Я уже сказала, что хозяек дома было пять, но не все пользовались равным почетом. Первое место принадлежало или должно было принадлежать старшей. Впрочем здесь, как и везде, больше слушались той, которая лучше умела повелевать. Старшую жену Мехмета звали Фатмой, и ей тогда было лет за двадцать пять. Родом она была тамошняя, следовательно не отличалась ни особенным умом, ни особенной красотой. Главное ее достоинство заключалось в веселости, до того невозмутимой, что устояла даже в присутствии четырех соперниц, введенных в дом ее супругом, в веселости, позволявшей ей, несмотря на ее двадцать пять лет (а в гареме это года почтенные), отпускать презабавнные шутки, хохотать на весь дом, петь во все горло турецкие песни и предаваться самым отчаянным пляскам. Средний рост, быстро возрастающая дородность, большие серые глааа навыкате, вздернутый нос, большой, правильный рот с прекрасными, хотя нечищенными зубами: такова была Фатма, мать многих детей и признанная владычица женской половины в замке Мехмет-бея.
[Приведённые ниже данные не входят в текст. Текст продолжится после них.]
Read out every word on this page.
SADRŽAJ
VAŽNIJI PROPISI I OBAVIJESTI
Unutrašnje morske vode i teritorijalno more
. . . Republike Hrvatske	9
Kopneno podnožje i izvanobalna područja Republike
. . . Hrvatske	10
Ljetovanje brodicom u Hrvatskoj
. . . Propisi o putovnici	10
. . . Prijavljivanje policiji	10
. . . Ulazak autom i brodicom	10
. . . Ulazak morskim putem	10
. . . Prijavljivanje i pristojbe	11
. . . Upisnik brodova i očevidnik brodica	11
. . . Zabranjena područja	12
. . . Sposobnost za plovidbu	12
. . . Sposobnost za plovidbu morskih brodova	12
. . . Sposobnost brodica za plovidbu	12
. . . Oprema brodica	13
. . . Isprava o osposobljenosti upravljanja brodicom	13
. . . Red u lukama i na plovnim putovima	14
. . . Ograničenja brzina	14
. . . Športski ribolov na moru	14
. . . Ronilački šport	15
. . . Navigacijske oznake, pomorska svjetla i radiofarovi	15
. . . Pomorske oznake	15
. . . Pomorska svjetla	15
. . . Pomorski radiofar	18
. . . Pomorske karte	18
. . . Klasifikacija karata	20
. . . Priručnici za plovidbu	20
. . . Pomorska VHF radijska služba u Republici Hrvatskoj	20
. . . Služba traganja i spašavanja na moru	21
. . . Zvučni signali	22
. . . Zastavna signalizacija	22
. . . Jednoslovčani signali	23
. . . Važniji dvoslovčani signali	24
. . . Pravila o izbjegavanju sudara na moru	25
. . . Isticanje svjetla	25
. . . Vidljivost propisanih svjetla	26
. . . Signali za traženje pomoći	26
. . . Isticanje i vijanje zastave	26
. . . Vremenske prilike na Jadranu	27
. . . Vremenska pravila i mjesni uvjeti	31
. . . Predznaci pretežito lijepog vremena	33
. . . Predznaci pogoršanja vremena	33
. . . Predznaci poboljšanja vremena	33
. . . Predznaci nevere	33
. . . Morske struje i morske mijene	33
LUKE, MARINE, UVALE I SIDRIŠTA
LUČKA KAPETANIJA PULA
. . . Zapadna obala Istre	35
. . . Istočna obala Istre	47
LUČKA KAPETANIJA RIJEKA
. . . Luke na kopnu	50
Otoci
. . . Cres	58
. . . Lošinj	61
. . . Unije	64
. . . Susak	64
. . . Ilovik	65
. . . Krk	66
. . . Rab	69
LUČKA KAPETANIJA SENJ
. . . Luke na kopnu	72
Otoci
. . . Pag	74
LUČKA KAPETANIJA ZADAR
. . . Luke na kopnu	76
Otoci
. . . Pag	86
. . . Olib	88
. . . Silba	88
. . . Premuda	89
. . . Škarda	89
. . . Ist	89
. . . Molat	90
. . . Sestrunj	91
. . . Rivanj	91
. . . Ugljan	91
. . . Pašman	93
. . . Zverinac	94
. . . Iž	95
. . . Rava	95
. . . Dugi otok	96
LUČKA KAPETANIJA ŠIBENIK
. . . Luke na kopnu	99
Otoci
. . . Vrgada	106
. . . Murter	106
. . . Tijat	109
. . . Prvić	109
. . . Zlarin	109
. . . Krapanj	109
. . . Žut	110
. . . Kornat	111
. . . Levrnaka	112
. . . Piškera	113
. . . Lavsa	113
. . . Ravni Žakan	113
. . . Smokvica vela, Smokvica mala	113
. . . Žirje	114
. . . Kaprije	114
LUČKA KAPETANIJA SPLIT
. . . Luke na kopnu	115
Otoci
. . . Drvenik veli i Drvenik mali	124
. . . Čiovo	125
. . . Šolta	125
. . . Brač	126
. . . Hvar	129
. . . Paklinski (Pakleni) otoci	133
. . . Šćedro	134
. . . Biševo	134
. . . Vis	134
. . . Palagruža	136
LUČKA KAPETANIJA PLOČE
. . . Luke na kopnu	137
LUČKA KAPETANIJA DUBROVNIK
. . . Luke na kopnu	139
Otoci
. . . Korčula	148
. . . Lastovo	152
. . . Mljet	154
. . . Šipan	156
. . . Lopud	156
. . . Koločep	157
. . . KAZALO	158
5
Против Фатмы, с другой стороны камина, восседала вторая супруга горного князя, грузинка, — предмет ценный и доступный не всякому. Актие родилась в Грузии, в очаровательной Грузии, так справедливо прославившейся красотой своих женщин и своих баранов. Даже Фатма утешилась в первой своей семейной неудаче тем, что соперница ее ведь грузинка, следовательно женщина решительно несравненная. Нельзя же спорить красотой с грузинкой. И в самом деле, Актие вполне оправдывала свое происхождение. Высокая, прямая, как башня, и стройная, как тополь, Грузинка соединяла ослепительный цвет лица с чертами, исполненными царского величия. Ее характер соответствовал ее внешности. Тихая, спокойная и важная, она никогда не мешала своего голоса в нестройный визг и говор, день и ночь шумевший вокруг нее. Подруги не любили ее, вероятно потому, что им было неловко в ее присутствии. Но взамен за это маленькое стеснение, они исподтишка смеялись над ее величавой задумчивостью. В ту минуту Актие курила, поджав под себя ноги, длинную турецкую трубку; но, даже сидя, она была выше головой всех своих соперниц и казалась между ними царицей в толпе своих прислужниц.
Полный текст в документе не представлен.